Where to place the data to run the models:
Make a directory "./data/". Place the pollinator occurrence data in "./data/occurrence_data/". We named the bumble bee data: "bbna_trimmed.csv" (we trimmed the dataset to the temporal and spatial extent of our study to speed up the .csv load times); we combined both GBIF downloads for hoverfly data into a single .csv file named: "syrphidae_data_all.csv". Use these names for the data prep scripts to run smoothly.
Place the land cover and socioeconomic data in the following subdirectories:
- "./data/spatial_data/land_cover/" for the land cover raster.
- "./data/spatial_data/socioeconomic_data/" for the household income shapefile.
- "./data/spatial_data/racial_composition/" for the neighborhood racial composition shapefile.

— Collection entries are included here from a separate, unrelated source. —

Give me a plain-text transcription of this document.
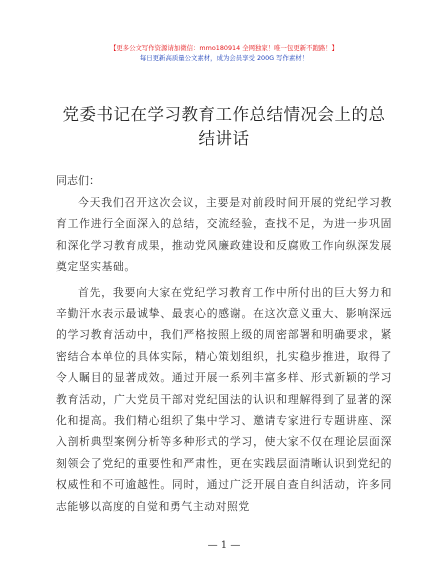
【更多公文写作资源请加微信：mmo180914 全网独家！唯一包更新不跑路！】
每日更新高质量公文素材，成为会员享受 200G 写作素材！
党委书记在学习教育工作总结情况会上的总结讲话
同志们：

今天我们召开这次会议，主要是对前段时间开展的党纪学习教育工作进行全面深入的总结，交流经验，查找不足，为进一步巩固和深化学习教育成果，推动党风廉政建设和反腐败工作向纵深发展奠定坚实基础。

首先，我要向大家在党纪学习教育工作中所付出的巨大努力和辛勤汗水表示最诚挚、最衷心的感谢。在这次意义重大、影响深远的学习教育活动中，我们严格按照上级的周密部署和明确要求，紧密结合本单位的具体实际，精心策划组织，扎实稳步推进，取得了令人瞩目的显著成效。通过开展一系列丰富多样、形式新颖的学习教育活动，广大党员干部对党纪国法的认识和理解得到了显著的深化和提高。我们精心组织了集中学习、邀请专家进行专题讲座、深入剖析典型案例分析等多种形式的学习，使大家不仅在理论层面深刻领会了党纪的重要性和严肃性，更在实践层面清晰认识到党纪的权威性和不可逾越性。同时，通过广泛开展自查自纠活动，许多同志能够以高度的自觉和勇气主动对照党

— 1 —
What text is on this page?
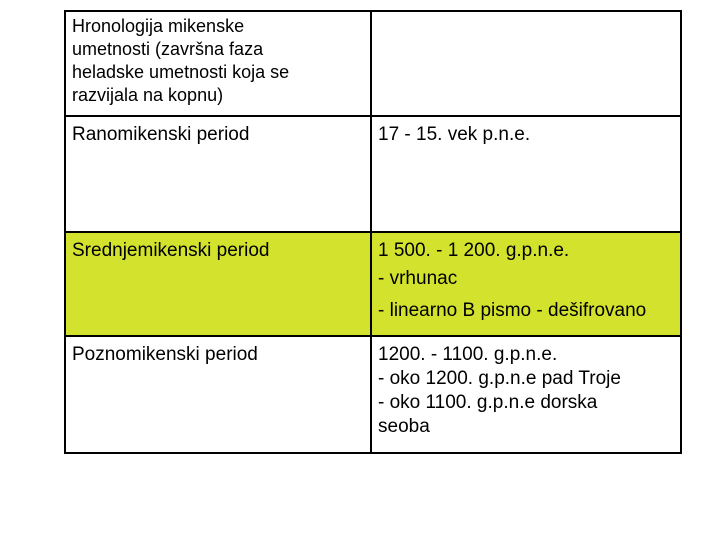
Hronologija mikenske
umetnosti (završna faza
heladske umetnosti koja se
razvijala na kopnu)	

Ranomikenski period	17 - 15. vek p.n.e.

Srednjemikenski period	1 500. - 1 200. g.p.n.e.
- vrhunac
- linearno B pismo - dešifrovano

Poznomikenski period	1200. - 1100. g.p.n.e.
- oko 1200. g.p.n.e pad Troje
- oko 1100. g.p.n.e dorska
seoba
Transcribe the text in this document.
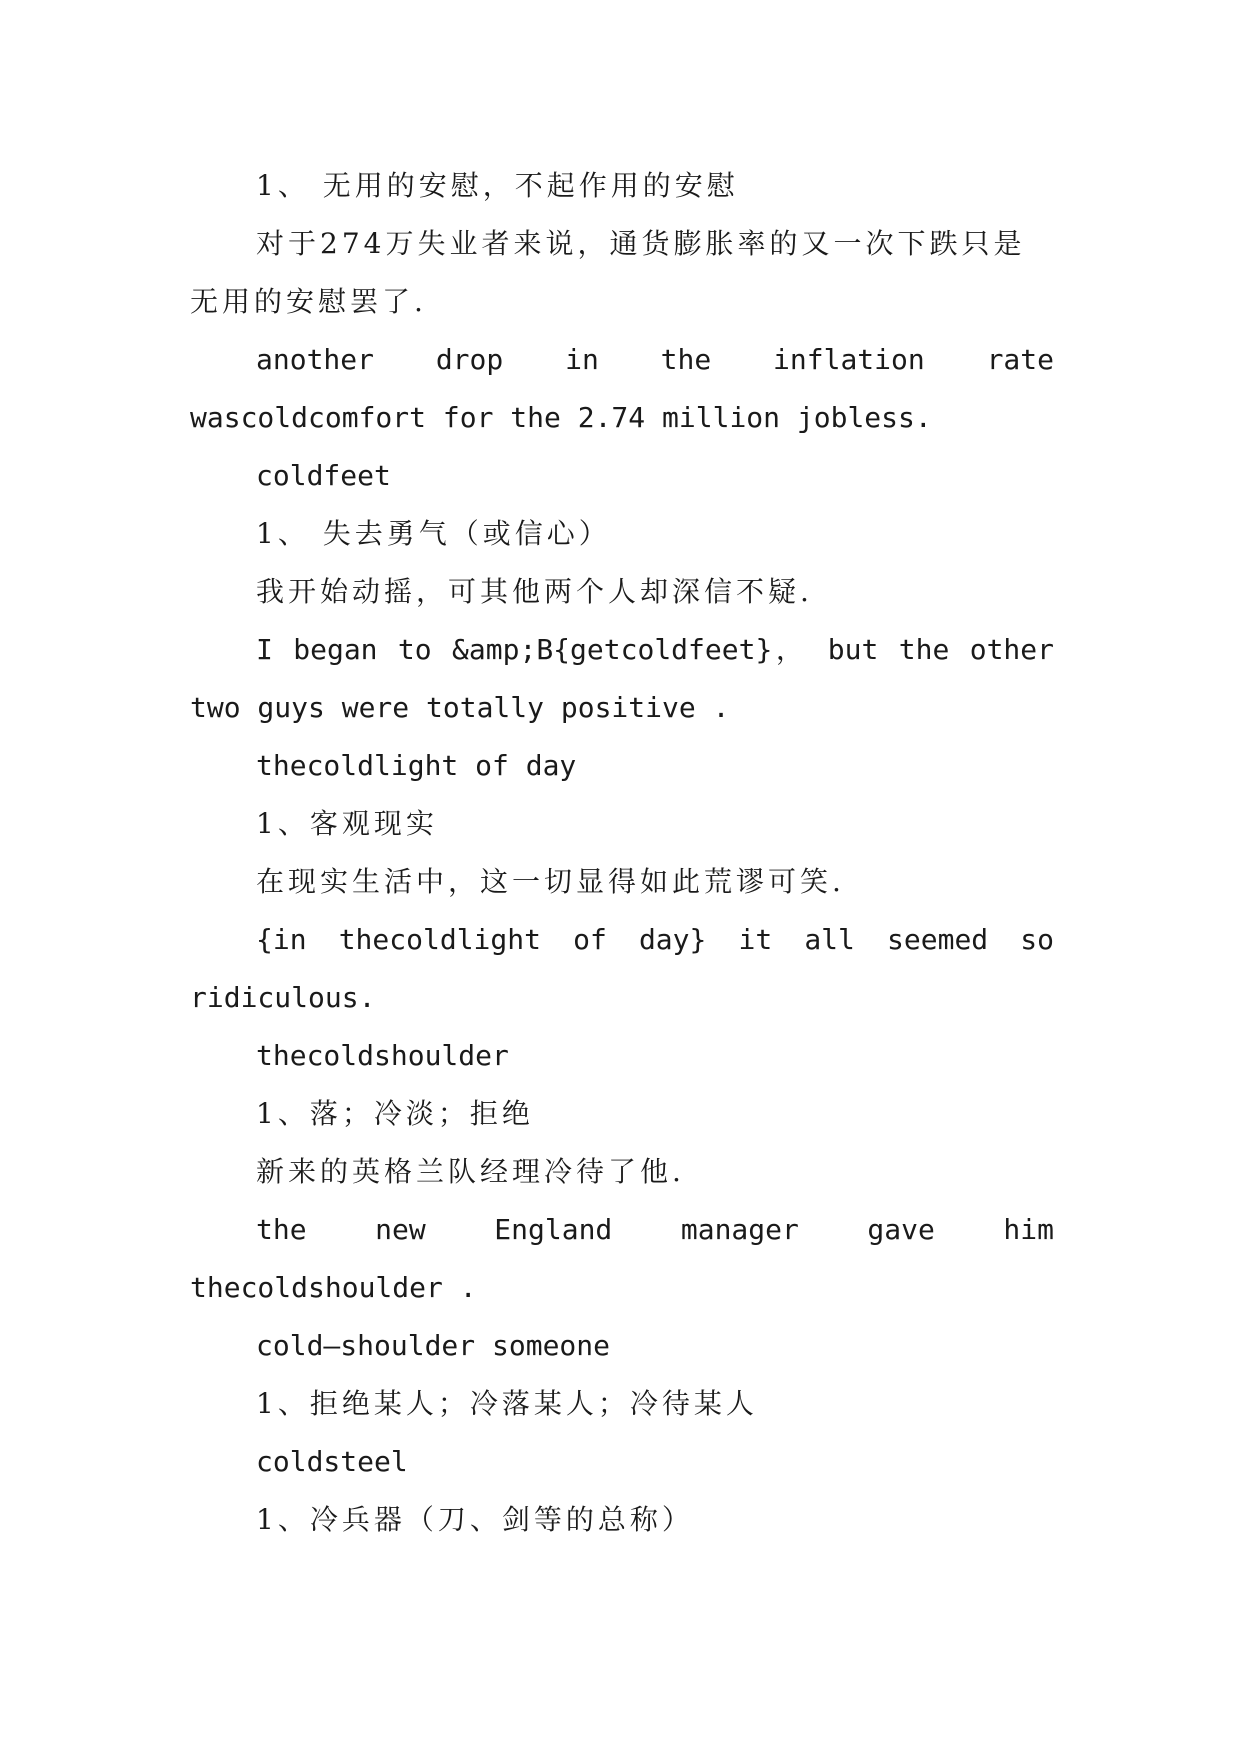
1、 无用的安慰，不起作用的安慰

对于274万失业者来说，通货膨胀率的又一次下跌只是无用的安慰罢了.

another drop in the inflation rate wascoldcomfort for the 2.74 million jobless.

coldfeet

1、 失去勇气（或信心）

我开始动摇，可其他两个人却深信不疑.

I began to &amp;B{getcoldfeet}， but the other two guys were totally positive .

thecoldlight of day

1、客观现实

在现实生活中，这一切显得如此荒谬可笑.

{in thecoldlight of day} it all seemed so ridiculous.

thecoldshoulder

1、落；冷淡；拒绝

新来的英格兰队经理冷待了他.

the new England manager gave him thecoldshoulder .

cold—shoulder someone

1、拒绝某人；冷落某人；冷待某人

coldsteel

1、冷兵器（刀、剑等的总称）
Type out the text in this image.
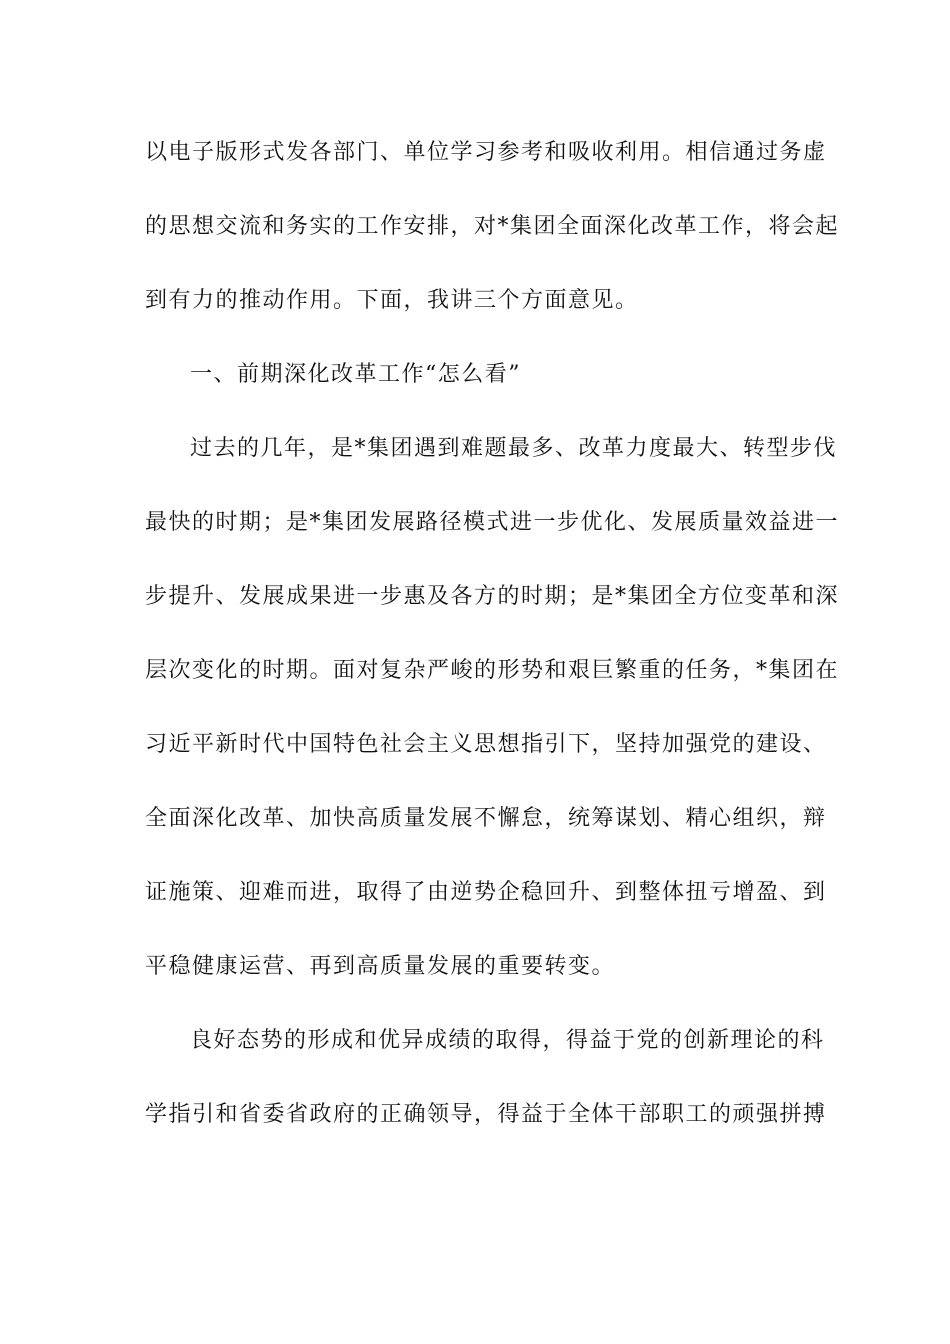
以电子版形式发各部门、单位学习参考和吸收利用。相信通过务虚
的思想交流和务实的工作安排，对*集团全面深化改革工作，将会起
到有力的推动作用。下面，我讲三个方面意见。
一、前期深化改革工作“怎么看”
过去的几年，是*集团遇到难题最多、改革力度最大、转型步伐
最快的时期；是*集团发展路径模式进一步优化、发展质量效益进一
步提升、发展成果进一步惠及各方的时期；是*集团全方位变革和深
层次变化的时期。面对复杂严峻的形势和艰巨繁重的任务，*集团在
习近平新时代中国特色社会主义思想指引下，坚持加强党的建设、
全面深化改革、加快高质量发展不懈怠，统筹谋划、精心组织，辩
证施策、迎难而进，取得了由逆势企稳回升、到整体扭亏增盈、到
平稳健康运营、再到高质量发展的重要转变。
良好态势的形成和优异成绩的取得，得益于党的创新理论的科
学指引和省委省政府的正确领导，得益于全体干部职工的顽强拼搏
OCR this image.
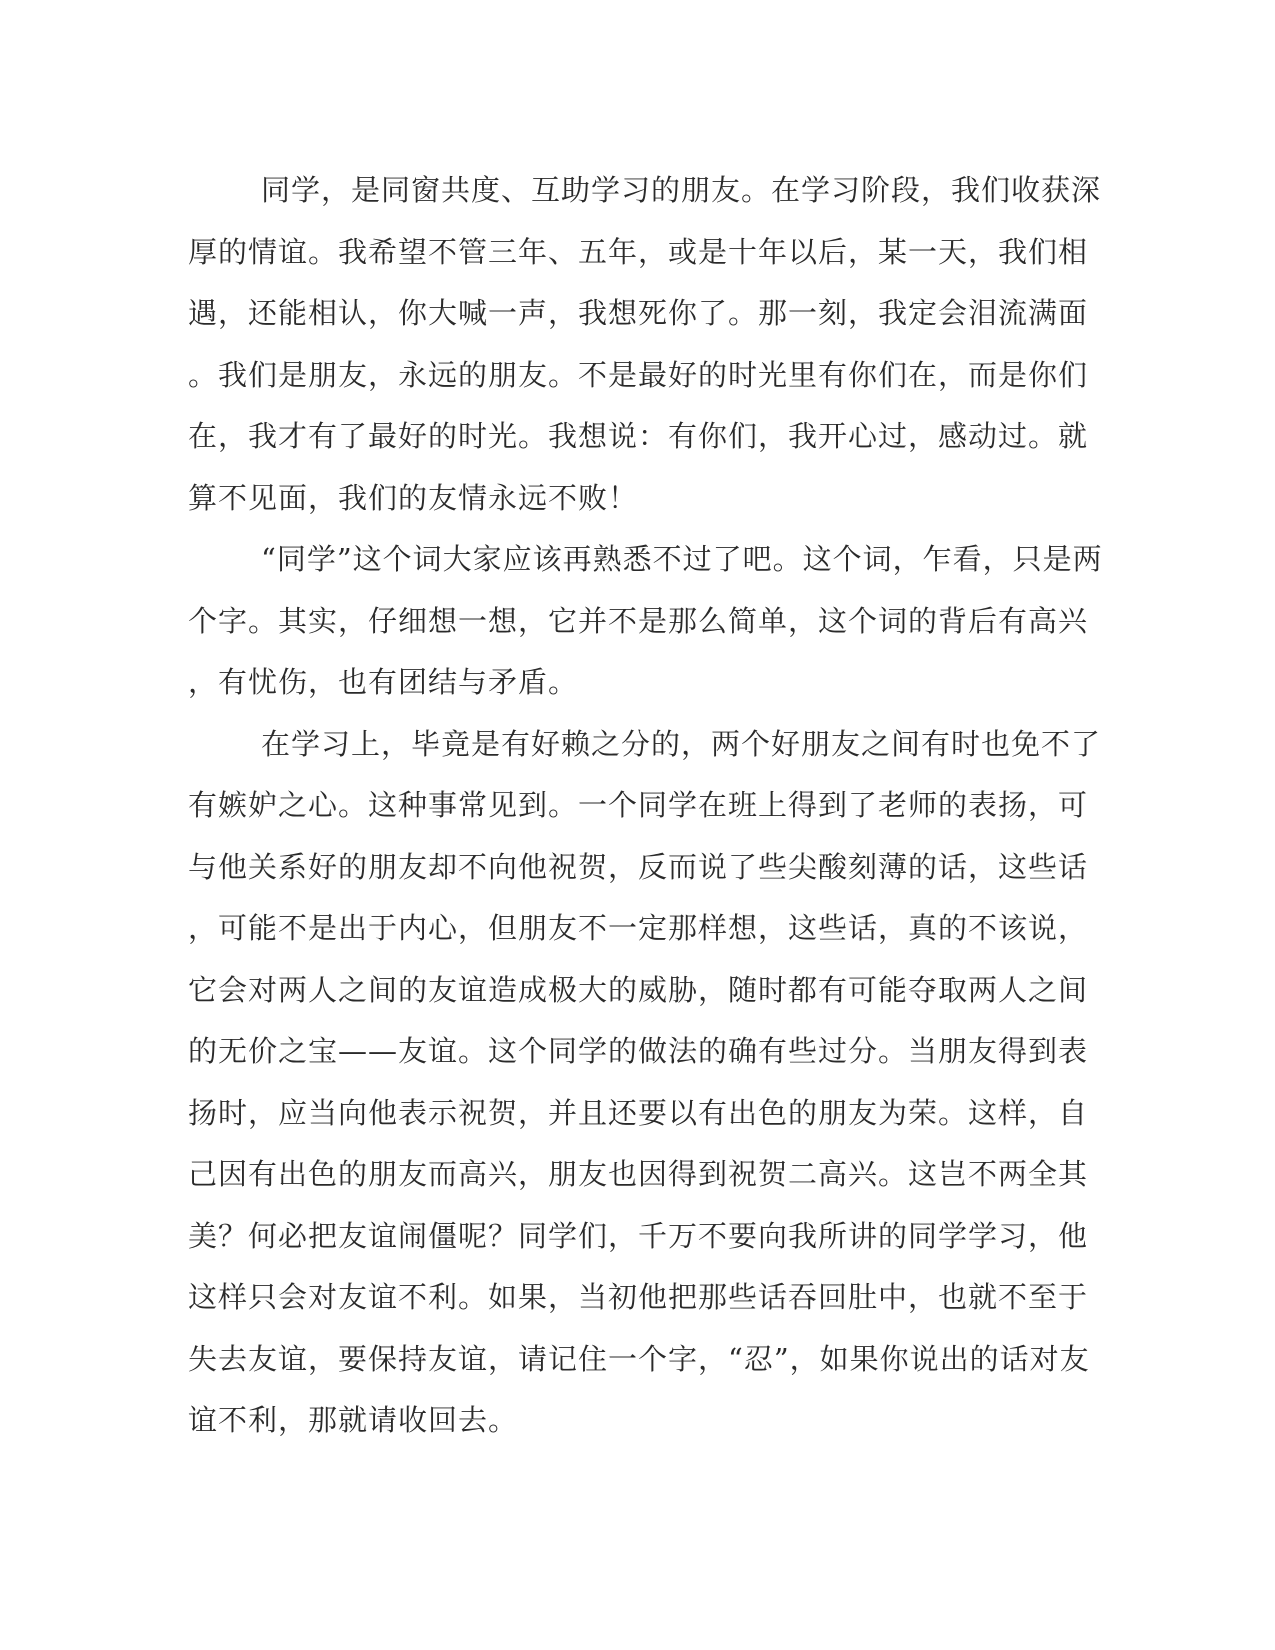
同学，是同窗共度、互助学习的朋友。在学习阶段，我们收获深
厚的情谊。我希望不管三年、五年，或是十年以后，某一天，我们相
遇，还能相认，你大喊一声，我想死你了。那一刻，我定会泪流满面
。我们是朋友，永远的朋友。不是最好的时光里有你们在，而是你们
在，我才有了最好的时光。我想说：有你们，我开心过，感动过。就
算不见面，我们的友情永远不败！

“同学”这个词大家应该再熟悉不过了吧。这个词，乍看，只是两
个字。其实，仔细想一想，它并不是那么简单，这个词的背后有高兴
，有忧伤，也有团结与矛盾。

在学习上，毕竟是有好赖之分的，两个好朋友之间有时也免不了
有嫉妒之心。这种事常见到。一个同学在班上得到了老师的表扬，可
与他关系好的朋友却不向他祝贺，反而说了些尖酸刻薄的话，这些话
，可能不是出于内心，但朋友不一定那样想，这些话，真的不该说，
它会对两人之间的友谊造成极大的威胁，随时都有可能夺取两人之间
的无价之宝——友谊。这个同学的做法的确有些过分。当朋友得到表
扬时，应当向他表示祝贺，并且还要以有出色的朋友为荣。这样，自
己因有出色的朋友而高兴，朋友也因得到祝贺二高兴。这岂不两全其
美？何必把友谊闹僵呢？同学们，千万不要向我所讲的同学学习，他
这样只会对友谊不利。如果，当初他把那些话吞回肚中，也就不至于
失去友谊，要保持友谊，请记住一个字，“忍”，如果你说出的话对友
谊不利，那就请收回去。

- "./data/spatial_data/population_density/" for the population density raster.
- "./data/spatial_data/ecoregion_level_one/" for the ecoregion level 1 shapefile.
- "./data/spatial_data/ecoregion_level_three/" for the ecoregion level 3 shapefile.
- "./data/spatial_data/cbsa_metro_areas/" for the metropolitan area shapefile.
Methods
In this study, we used publicly available data on urban land cover and urban socioeconomics and estimated their associations with urban pollinator occurrence rate. The publicly available urban land coverand urban socioeconomic data are large (continental scale) spatial files. The orginial sources for the spatial land cover and socioeconomic data are cited in the manuscript. We provide the site-specific land cover and socioeconomic predictor values that were derived from the publicly accessible data in a table - "site_data.csv". We focused on two groups of pollinator species - hoverflies (family Syrphidae) and bumble bees (family Apidae, genus Bombus). Pollinator detections were obtained from GBIF for hoverflies, and from the Bumble Bees of North America Database for bumble bees. The GBIF data request is cited in the README and in the manuscript text. The full Bumble Bees of North America Database data set is available upon request from the original provider, also cited in the README and in the manuscript text.
We used integrated community occupancy models to quantify the associations between urban landscape predictors and urban pollinator occurrence. This model form estimates and accounts for detection biases in the data while simultaneously estimating associations with whether or not species occur. We looked at whether four focal predictrs were associated with occurrence: natural greenspace, developed greenspace, household income and neighborhood racial composition. Natural greenspace versus developed greenspacewere synthetic categories that we constructed based on the categorical land cover raster values provided by the original source. The integrated community occupancy models estimates community average associations with each of the four focal predictors. The effect of natural greenspace was our primary interest so we also estimated species-specific effects of the natural greenspace area on occurrence. We did not estimate species-specific effects for all four predictors because those more complex models failed to converge given the amount of data in our study.